A complete spinal injury can be categorized into 2 specific cases:
Incomplete spinal injury involves the partial loss of bodily function below the damaged area. It often leads to one side of the body losing sensation due to the cervical vertebrae’s trauma.
An incomplete spinal injury can be classified into 3 types: anterior cord, central cord and Brown-Sequard syndrome. Each type represents a specific condition ranging from hemianesthesia, arm nerve injury and temporary motor damage.
Cervical, thoracic and lumbar injuries
The extent of your injury can vary with either temporary or permanent paralysis to the body. Here are the distinguishing factors of damage to the cervical, lumbar and thoracic regions.
- Cervical. Also known as a neck injury, this is caused by the compression, rotation and contusion of the upper spine. This injury can result in full or partial paralysis in the leg and arm region.
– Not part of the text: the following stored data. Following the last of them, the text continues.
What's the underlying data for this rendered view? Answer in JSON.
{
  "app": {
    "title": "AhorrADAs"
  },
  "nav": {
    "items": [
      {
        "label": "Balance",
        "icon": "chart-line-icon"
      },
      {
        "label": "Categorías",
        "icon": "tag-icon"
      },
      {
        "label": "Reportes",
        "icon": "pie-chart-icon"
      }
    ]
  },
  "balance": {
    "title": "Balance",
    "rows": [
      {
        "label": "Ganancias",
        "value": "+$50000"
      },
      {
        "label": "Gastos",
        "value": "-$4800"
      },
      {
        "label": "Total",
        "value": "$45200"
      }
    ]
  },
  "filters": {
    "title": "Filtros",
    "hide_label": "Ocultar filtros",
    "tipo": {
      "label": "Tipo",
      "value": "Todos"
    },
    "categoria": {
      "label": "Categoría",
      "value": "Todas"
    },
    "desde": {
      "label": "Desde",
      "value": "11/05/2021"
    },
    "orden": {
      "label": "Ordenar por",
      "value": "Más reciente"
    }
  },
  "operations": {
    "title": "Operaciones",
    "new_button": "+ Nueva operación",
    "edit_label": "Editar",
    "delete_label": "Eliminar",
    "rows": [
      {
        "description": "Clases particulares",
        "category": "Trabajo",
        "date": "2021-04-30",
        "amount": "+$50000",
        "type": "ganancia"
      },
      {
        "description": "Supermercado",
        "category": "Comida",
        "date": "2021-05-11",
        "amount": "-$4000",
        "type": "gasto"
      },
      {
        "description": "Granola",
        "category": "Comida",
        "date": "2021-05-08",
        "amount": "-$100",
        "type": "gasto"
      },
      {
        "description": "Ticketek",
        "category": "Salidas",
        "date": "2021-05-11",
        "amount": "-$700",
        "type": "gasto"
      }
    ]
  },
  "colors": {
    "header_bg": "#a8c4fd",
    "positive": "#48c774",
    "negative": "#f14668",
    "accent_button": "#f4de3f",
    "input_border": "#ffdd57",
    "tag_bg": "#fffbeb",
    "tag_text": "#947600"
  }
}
- Lumbar. This lower back injury is brought about by the damage to tendons, muscles and lower spine. This can leave one experiencing muscle spasms and permanent or temporary loss of sensation in the legs.
- Thoracic. This is brought about by penetrative or blunt trauma to the chest, ultimately affecting the spine’s middle section. Depending on the amount of force, you can experience nerve damage, which affects the legs, torso, ability to breathe and bladder or bowel control.
Questions and answers about compensation for a job-related accident, injury or illness in Arizona
Common causes of workplace spinal cord injuries
Spinal injuries are particularly common in large-scale factories, such as manufacturing plants or advanced machinery laboratories. The use of heavy machinery in these industries can lead to an increased risk of back-related injury, primarily when moving or carrying heavy items.
Industrial jobs, such as working in construction sites, are a leading cause of spinal injuries. The operation of bulldozers, cranes and other heavy-duty vehicles can pose detrimental effects to your posture and back. The continuous strain of lifting cinder blocks, building materials or falling from heights can cause spinal injury.
Common symptoms of an occupational spinal injury
A spinal injury comes with various symptoms, requiring a medical diagnosis to determine its severity. Here are the common signs associated with a spinal cord injury:
- Back or neck pain
- Difficulty breathing
- Frequent imbalance in mobility
- Tingling and numbing sensation
- Muscle spasms
- Constant coughing
- Loss of bladder control
- Poor coordination
- Loss of sensation
- Shortness of breath
Spinal cord treatment options
Treating a spinal injury can be a lengthy and costly endeavor. While some damage may be irreversible, a series of routine treatments can be carried out to help provide relief.
When you’ve suffered a spinal injury, extensive surgery under local anesthesia will stabilize your damaged spine. If the condition is critical, you may be relocated to a professional spinal center.
The recuperative stage of a spinal injury can be the most disorienting and expensive part of the ordeal. You will be strapped to a vital sign monitor and IV drips. Later, you’ll go through physical therapy.
Employment after a spinal cord injury is not always guaranteed. Not only do you have to deal with the hefty medical bills, but you also have to cope with the life-changing consequences. Arizona workers’ compensation laws help some eligible workers receive reimbursement for medical expenses and a portion of their salary earnings for the wages lost during their absence.